I fear the time when my children leave home, so much so that I can’t rehearse it ahead of time. After all, ‘Real’ is about the present moment, as that is all we have, all we are given. That is a truth that is clearer to me, all the time.
The last gift I ever gave my mother was a storybook about the Velveteen Rabbit. It’s about this process of becoming ‘Real’, about the journey she had almost completed, and the road that I am currently traveling. I read it aloud to her two days before she died, and she smiled and nodded as I read. She knew where she was headed. I want the same deep, true, Real knowledge. Amen.
_______________________________________________________
“What is REAL?” asked the Rabbit one day, when they were lying side by side near the nursery fender, before Nana came to tidy the room. “Does it mean having things that buzz inside you and a stick-out handle?”
“Real isn’t how you are made,” said the Skin Horse. “It’s a thing that happens to you. When a child loves you for a long, long time, not just to play with, but REALLY loves you, then you become Real.”
“Does it hurt?” asked the Rabbit.
“Sometimes,” said the Skin Horse, for he was always truthful. “When you are Real you don’t mind being hurt.”
“Does it happen all at once, like being wound up,” he asked, “or bit by bit?”
“It doesn’t happen all at once,” said the Skin Horse. “You become. It takes a long time. That’s why it doesn’t happen often to people who break easily, or have sharp edges, or who have to be carefully kept. Generally, by the time you are Real, most of your hair has been loved off, and your eyes drop out and you get loose in the joints and very shabby. But these things don’t matter at all, because once you are Real you can’t be ugly, except to people who don’t understand.”
“I suppose you are real?” said the Rabbit. And then he wished he had not said it, for he thought the Skin Horse might be sensitive. But the Skin Horse only smiled.
The Boy’s Uncle made me Real,” he said. “That was a great many years ago; but once you are Real you can’t become unreal again. It lasts for always.”
The Rabbit sighed. He thought it would be a long time before this magic called Real happened to him. He longed to become Real, to know what it felt like; and yet the idea of growing shabby and losing his eyes and whiskers was rather sad. He wished that he could become it without these uncomfortable things happening to him.
____________________________________________________________
It was light now, for the moon had risen. All the forest was beautiful, and the fronds of the bracken shone like frosted silver. In the open glade between the tree-trunks the wild rabbits danced with their shadows on the velvet grass, but when they saw the Fairy they all stopped dancing and stood round in a ring to stare at her.
“I’ve brought you a new playfellow,” the Fairy said. “You must be very kind to him and teach him all he needs to know in Rabbit-land, for he is going to live with you for ever and ever!”

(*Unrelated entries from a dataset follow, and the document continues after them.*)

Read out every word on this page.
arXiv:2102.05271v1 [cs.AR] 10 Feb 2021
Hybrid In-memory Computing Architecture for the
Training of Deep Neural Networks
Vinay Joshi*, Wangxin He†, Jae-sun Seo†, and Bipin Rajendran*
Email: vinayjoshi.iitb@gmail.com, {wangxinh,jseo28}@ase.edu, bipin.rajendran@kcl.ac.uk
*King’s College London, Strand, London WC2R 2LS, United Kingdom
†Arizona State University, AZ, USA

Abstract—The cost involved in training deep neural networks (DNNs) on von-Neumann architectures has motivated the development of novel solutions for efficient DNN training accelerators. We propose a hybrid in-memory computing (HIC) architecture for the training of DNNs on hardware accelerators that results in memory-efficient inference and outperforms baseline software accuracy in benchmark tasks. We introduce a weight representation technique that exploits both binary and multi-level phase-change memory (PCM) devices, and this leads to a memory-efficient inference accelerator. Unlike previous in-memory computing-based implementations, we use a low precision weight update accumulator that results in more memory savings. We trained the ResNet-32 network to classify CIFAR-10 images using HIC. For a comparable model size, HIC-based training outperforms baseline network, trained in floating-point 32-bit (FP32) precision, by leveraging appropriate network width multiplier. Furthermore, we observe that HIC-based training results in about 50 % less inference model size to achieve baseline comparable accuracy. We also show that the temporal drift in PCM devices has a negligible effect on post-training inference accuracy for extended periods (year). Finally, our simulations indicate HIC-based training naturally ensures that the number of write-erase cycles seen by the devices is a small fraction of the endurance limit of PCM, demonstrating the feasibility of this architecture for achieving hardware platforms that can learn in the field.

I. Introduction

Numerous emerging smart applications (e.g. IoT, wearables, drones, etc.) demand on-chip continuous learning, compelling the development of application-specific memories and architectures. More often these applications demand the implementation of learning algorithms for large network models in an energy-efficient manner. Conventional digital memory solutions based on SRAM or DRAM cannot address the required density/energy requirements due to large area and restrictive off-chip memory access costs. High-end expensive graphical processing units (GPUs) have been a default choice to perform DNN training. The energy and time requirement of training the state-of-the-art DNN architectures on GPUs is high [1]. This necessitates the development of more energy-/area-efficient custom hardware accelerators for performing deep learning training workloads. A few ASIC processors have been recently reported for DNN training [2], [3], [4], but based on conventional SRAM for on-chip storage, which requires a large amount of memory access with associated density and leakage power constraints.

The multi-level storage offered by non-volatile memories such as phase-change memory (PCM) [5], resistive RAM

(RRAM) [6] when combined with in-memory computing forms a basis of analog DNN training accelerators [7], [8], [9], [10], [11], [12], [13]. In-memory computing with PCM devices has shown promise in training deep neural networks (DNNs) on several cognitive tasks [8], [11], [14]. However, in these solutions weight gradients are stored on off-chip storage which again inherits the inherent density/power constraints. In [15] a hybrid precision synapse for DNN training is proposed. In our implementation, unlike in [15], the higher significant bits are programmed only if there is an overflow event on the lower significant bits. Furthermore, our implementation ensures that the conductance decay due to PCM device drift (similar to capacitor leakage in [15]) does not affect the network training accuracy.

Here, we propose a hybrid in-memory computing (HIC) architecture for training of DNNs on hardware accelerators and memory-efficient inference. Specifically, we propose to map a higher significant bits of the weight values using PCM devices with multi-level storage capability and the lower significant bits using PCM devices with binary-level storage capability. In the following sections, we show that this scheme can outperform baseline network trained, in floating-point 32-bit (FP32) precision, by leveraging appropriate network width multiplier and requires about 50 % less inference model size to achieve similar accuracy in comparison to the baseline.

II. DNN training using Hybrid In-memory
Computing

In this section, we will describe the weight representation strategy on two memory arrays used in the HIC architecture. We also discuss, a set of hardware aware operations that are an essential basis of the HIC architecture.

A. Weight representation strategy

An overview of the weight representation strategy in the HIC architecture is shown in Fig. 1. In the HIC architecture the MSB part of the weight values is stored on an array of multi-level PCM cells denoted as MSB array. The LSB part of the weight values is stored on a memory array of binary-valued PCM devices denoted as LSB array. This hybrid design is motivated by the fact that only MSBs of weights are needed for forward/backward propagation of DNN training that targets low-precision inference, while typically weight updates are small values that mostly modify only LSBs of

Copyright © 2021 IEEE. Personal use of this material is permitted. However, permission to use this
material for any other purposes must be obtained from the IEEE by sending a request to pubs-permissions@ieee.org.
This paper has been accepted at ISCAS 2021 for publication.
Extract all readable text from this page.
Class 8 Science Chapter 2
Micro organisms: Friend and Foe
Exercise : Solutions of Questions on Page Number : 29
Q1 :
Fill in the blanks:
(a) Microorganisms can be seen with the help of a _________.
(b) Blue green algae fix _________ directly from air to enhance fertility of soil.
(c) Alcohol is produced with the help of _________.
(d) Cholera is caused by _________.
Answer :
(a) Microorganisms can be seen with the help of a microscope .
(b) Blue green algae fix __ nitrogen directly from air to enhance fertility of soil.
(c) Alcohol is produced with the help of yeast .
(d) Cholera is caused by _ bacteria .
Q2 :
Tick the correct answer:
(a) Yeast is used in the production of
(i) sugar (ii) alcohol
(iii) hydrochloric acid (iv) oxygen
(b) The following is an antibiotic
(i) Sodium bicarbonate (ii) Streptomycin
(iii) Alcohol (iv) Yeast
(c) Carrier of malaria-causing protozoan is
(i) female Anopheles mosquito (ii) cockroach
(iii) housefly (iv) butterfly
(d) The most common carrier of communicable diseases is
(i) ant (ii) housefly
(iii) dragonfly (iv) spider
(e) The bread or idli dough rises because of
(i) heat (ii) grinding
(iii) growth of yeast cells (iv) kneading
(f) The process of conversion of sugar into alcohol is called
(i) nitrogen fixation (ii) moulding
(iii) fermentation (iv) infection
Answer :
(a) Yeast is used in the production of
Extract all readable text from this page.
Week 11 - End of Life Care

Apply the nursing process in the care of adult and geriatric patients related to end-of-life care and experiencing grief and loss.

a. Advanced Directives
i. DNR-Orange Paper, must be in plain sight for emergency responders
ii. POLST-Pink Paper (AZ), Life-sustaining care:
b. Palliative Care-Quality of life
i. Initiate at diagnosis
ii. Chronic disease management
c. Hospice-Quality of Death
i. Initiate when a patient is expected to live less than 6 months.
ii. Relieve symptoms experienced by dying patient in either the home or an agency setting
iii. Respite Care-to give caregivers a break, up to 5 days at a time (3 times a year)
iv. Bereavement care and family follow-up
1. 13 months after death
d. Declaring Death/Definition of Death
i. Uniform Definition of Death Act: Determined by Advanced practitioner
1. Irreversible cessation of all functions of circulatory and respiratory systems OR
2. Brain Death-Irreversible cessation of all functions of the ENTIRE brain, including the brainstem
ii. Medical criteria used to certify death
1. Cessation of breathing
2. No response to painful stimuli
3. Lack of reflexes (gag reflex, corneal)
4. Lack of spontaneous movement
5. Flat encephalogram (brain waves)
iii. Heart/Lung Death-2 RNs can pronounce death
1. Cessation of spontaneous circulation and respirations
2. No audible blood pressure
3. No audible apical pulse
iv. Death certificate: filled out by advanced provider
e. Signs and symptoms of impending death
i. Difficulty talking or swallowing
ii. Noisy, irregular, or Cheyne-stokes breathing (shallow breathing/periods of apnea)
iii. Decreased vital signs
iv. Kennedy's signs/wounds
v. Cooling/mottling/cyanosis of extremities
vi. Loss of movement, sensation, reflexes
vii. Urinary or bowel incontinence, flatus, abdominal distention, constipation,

And she kissed the little Rabbit again and put him down on the grass.
“Run and play, little Rabbit!” she said.
But the little Rabbit sat quite still for a moment and never moved. For when he saw all the wild rabbits dancing around him he suddenly remembered about his hind legs, and he didn’t want them to see that he was made all in one piece. He did not know that when the Fairy kissed him that last time she had changed him altogether. And he might have sat there a long time, too shy to move, if just then something hadn’t tickled his nose, and before he thought what he was doing he lifted his hind toe to scratch it.
And he found that he actually had hind legs! Instead of dingy velveteen he had brown fur, soft and shiny, his ears twitched by themselves, and his whiskers were so long that they brushed the grass. He gave one leap and the joy of using those hind legs was so great that he went springing about the turf on them, jumping sideways and whirling round as the others did, and he grew so excited that when at last he did stop to look for the Fairy she had gone.
He was a Real Rabbit at last, at home with the other rabbits.